Phase Two was where we were taught our individual specialties. Since Steve and I were both Infantrymen, we attended the light and heavy weapons courses. We parted ways with our roommates the Sunday after we arrived back from Camp McCall. Greg Tomatsu was staying at Bragg for the demo man (combat engineer) course, but would be in a different company than ours. Pookie was headed to Fort Sam Houston for the Special Forces Medic course.
Steve and I moved two buildings down the street and once again roomed together. We were in another four man room, but by some quirk, no one was assigned to share it with us. We had a three week delay before our training started, so we were farmed out to the Special Warfare Center as post support soldiers. What that meant was that every morning after PT and breakfast, we were marched down to the back of the headquarters building, where a sergeant sent us off on some detail. We did everything from mow grass to unload beer kegs at the NCO Club. The detail pool was called the slave market, because of the way NCOs needing detail soldiers picked us out of formation.
The details were no problem, but the lack of doing anything interesting was. With nothing to occupy my mind, all I did was think about Megan. By then it was early April and I hadn’t seen my wife since Christmas. The separation was driving us both crazy. We made plans for her to come up and visit when school broke for the summer, but that was still two long months away. My buddy Steve solved our dilemma the very next Friday evening.
We were in the barracks, just back from our details, when a guy popped into our room and told Steve some woman wanted to talk to him on the pay phone by the dayroom. Steve was only gone for a few minutes; when he returned, his smile was the biggest I’d ever seen on him.
“Put on your civvies, Jody,” he said, “because we are going out to dinner.”
Steve wouldn’t give me any more information than that, so I shrugged and threw on some slacks and my nicest shirt. We had been standing out in front of the barracks for about ten minutes, when a sporty dark blue 1966 Pontiac GTO pulled up in front of us. The door of the car swung open and a well-dressed, statuesque woman stepped out. The woman was taller than me in her heels, and there wasn’t an uncurvy place on her body. I gawked as Steve swept her up in his arms and laid a smooch on her that raised the air temperature ten degrees. When they broke their clinch, the woman stepped back and looked at Steve adoringly.
“I missed you, Baby,” she purred.
Steve took her hand and turned her slightly to face me.
“Roxanne, this is my friend Jody. Jody, meet Roxanne Fuller.”
Roxanne held out her manicured hand, I took it and mumbled out a greeting as I tried manfully to keep my eyes on hers. I recognized the tall redhead, because she was the woman in the pictures Steve had taped to the inside of his wall locker. She looked just as luscious with clothes on as she did in the cheesecake photos. Steve said Roxanne was in her mid thirties, but she looked much younger than that. She smiled wickedly as she held my hand.
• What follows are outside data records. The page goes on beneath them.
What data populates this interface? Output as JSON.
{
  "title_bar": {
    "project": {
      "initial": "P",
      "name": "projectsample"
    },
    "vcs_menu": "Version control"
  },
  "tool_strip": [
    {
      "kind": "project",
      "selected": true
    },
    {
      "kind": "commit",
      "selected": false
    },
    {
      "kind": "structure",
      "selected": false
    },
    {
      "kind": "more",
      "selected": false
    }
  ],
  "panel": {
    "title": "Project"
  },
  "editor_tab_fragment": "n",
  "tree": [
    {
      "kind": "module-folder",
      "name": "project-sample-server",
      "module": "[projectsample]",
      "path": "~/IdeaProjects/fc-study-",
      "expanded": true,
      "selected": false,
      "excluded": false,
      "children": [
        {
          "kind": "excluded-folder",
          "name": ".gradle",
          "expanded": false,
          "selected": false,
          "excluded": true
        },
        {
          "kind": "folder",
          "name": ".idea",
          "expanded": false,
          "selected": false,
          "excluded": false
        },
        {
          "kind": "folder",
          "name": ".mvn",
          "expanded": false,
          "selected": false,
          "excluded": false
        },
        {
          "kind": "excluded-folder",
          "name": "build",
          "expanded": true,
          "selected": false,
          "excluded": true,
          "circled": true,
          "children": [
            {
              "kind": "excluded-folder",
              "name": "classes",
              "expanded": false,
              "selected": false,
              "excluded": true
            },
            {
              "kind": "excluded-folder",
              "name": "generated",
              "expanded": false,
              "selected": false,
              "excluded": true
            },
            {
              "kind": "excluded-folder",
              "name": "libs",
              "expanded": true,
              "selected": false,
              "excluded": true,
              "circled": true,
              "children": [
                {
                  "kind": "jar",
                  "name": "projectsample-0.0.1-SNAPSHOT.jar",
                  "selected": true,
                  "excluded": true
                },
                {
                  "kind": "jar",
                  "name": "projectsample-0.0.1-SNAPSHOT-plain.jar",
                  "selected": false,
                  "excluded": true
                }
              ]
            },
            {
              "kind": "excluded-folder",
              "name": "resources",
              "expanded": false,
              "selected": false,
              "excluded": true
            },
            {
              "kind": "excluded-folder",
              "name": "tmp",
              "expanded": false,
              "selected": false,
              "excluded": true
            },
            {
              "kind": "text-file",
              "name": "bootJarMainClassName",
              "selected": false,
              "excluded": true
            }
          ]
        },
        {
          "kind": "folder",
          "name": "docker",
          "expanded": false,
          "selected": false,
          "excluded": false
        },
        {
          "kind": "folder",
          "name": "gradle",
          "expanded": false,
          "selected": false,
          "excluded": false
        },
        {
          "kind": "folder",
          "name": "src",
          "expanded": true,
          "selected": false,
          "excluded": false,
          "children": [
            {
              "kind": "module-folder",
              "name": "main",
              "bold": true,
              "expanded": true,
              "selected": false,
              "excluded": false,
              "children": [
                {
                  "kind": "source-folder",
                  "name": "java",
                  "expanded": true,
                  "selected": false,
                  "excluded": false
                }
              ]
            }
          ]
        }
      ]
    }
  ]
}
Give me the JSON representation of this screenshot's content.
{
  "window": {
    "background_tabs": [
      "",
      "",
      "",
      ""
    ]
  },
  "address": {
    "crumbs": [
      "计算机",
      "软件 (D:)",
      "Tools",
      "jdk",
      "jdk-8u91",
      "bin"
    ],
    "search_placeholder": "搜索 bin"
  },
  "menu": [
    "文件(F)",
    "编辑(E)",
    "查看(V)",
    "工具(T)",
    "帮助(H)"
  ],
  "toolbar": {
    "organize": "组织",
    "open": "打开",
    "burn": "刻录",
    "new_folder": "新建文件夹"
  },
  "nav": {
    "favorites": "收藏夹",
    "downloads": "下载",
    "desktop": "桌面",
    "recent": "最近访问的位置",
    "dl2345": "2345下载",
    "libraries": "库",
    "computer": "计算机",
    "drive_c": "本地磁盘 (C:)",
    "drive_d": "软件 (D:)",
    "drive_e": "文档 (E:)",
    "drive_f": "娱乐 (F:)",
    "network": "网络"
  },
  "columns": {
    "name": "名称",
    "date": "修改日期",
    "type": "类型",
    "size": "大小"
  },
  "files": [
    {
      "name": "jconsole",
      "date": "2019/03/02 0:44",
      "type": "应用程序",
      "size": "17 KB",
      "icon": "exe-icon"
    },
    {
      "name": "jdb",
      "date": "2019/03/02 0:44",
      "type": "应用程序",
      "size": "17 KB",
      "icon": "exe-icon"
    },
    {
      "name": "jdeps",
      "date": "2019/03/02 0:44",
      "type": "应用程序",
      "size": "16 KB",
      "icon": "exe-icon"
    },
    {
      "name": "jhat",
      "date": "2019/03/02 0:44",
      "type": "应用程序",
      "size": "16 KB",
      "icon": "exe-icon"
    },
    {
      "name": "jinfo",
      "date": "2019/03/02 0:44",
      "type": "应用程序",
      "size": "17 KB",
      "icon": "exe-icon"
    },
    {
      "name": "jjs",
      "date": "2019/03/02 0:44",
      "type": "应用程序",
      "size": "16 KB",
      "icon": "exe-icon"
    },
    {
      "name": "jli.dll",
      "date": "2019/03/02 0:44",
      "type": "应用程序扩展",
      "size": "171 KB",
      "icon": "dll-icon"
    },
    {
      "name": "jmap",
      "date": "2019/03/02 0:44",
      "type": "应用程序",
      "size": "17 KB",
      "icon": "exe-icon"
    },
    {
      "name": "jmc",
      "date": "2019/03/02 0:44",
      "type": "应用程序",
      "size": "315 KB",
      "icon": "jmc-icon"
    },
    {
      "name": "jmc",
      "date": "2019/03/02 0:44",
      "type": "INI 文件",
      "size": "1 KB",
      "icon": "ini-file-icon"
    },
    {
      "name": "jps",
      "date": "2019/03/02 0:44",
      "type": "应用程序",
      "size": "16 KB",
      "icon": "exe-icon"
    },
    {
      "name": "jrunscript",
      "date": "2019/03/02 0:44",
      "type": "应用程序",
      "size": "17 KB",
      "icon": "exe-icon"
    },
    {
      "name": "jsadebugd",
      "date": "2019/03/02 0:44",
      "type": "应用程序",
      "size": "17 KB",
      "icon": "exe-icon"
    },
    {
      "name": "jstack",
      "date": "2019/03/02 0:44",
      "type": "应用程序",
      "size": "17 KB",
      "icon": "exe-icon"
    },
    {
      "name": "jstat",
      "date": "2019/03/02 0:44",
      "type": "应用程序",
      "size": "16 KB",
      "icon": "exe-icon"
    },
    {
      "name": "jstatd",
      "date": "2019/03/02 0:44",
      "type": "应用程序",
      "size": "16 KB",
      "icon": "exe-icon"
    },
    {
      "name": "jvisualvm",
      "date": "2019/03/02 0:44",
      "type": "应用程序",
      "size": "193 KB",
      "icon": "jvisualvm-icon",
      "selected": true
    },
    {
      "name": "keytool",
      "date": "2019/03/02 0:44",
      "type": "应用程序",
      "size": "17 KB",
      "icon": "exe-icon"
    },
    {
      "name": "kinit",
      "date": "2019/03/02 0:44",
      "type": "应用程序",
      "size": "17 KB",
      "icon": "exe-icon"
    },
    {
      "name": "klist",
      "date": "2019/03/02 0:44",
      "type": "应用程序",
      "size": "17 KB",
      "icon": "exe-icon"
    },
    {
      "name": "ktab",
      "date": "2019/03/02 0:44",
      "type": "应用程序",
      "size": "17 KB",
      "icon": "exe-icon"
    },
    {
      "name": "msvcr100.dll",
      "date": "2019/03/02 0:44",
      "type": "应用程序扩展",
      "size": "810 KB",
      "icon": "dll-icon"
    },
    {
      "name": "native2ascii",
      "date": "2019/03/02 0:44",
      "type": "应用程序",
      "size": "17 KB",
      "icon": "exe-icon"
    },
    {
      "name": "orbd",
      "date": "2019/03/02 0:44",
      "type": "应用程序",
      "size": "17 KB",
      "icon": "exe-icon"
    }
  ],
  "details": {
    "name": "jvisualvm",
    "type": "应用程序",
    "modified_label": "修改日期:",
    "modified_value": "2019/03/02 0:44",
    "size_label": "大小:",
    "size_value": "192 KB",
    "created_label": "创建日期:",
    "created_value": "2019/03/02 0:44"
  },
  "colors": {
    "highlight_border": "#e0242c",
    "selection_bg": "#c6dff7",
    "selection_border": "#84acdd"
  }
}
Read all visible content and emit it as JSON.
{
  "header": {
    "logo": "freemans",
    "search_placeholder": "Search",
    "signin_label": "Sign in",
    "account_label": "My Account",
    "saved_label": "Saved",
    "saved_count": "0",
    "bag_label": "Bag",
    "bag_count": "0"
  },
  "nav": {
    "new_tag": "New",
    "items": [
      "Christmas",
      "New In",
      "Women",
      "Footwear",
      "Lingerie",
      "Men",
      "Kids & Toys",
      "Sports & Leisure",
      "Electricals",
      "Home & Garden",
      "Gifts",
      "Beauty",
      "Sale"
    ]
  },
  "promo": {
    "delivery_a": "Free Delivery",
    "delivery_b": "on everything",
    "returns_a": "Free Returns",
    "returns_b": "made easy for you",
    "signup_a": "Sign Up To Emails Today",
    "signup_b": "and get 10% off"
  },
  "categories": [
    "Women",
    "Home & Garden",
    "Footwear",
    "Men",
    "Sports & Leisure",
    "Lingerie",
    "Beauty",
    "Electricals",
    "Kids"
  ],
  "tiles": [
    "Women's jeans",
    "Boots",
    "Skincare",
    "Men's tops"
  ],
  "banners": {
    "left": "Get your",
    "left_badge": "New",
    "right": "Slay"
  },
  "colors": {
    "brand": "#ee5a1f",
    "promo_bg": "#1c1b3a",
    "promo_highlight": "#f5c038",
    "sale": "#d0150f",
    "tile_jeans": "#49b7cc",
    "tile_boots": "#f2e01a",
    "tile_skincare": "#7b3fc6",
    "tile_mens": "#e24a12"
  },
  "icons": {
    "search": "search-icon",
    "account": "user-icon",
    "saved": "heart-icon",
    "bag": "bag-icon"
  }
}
“Steven has told me all about you, Jody. He said you were a great admirer of the photographs I sent him.”
I turned four different shades of red, embarrassed beyond belief. Steve laughed and took Roxanne’s hand from mine.
“Stop teasing him and let’s find a place to eat.”
We ate dinner at a very nice steak house on Bragg Boulevard, right outside Fayetteville. During the meal, I learned that the GTO was Steve’s and Roxanne had brought it down for him. She was staying the weekend with Steve, then taking the train to New York for the spring fashion shows. Roxanne was a terrific person. she was funny and down to earth, despite her obvious wealth. Roxanne’s feelings for Steve were as obvious as her wealth. I could tell he had similar feelings for her. I think the high point of the evening was when Roxanne told Steve she had filed for a divorce from her much older husband. I know it bothered Steve that she was in a loveless marriage that revolved around money.